Before the students started on their 16x20 canvas paintings, we did a couple of exercises with opaque paint. First, we did a one class period “speed painting” challenge. I brought in a variety of miniature gourds with different colors and textures and students each chose one to observe and paint. Here are the rules- use only primary colors plus white and black. No pencils or drawing before painting. No washing your brush. I did about a 2 minute demo mixing paint directly on my paper and using my brush handle to make marks with a Sgraffito technique. While the students were hesitant at first they relaxed and had fun with it after a few minutes, besides a few that I’m still trying to help break free of perfectionism.

The 2nd exercise was a simple technique sampler. Students folded their paper into quarters and made tiny paintings with different techniques in each section: palette knife, dabbing, scraping (using a piece of mat board), and sgraffito. 

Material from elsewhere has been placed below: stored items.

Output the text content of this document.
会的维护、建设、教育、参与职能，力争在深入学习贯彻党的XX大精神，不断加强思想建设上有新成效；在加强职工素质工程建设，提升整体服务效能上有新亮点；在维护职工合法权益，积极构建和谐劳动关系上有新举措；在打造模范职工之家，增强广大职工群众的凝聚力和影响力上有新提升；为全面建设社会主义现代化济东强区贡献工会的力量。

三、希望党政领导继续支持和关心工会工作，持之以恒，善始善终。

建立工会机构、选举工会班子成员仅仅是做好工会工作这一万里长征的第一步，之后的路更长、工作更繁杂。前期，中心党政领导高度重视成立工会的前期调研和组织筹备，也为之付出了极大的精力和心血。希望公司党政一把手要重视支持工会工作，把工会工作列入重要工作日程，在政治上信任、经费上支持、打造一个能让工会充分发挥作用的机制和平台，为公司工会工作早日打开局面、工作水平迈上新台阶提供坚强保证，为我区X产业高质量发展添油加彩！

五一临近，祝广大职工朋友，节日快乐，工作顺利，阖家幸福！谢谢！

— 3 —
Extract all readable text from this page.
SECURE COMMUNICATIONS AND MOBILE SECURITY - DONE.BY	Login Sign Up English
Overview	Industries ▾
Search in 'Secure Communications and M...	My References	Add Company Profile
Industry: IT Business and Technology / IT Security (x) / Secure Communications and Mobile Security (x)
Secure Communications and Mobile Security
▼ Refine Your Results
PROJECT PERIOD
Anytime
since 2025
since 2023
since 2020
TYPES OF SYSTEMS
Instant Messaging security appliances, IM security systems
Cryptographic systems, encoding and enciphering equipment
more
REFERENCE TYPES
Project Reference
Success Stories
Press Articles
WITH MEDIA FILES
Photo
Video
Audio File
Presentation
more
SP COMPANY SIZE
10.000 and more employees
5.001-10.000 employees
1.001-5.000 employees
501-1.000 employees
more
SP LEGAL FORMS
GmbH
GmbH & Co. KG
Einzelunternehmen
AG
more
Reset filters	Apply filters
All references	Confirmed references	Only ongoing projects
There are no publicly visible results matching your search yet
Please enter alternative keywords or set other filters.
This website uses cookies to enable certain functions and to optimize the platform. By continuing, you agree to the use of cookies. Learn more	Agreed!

When the time came for students to begin their final paintings they had learned some new techniques to have at their disposal. I gave the themes of “object” and “shoes” as starting points but some branches off in different directions.

I feel like intentionally practicing techniques for loosening up, in addition to introducing different styles of art in the art genres unit made a big difference in the students’ confidence and willingness to try new approaches. 
These paintings were created by a couple of freshmen boys who were not very comfortable with painting before.

A few students decided to paint candy still lifes. I pulled in Wayne Thiebaud when they were trying to figure out what to do with their shadows.

Not many takers on watercolor, but the couple that used it did a nice job.

This is the wall in our front office where I can display 10 16x20 inch paintings.
Do you find that your beginning students are stressed about realism? How do you help them to loosen up?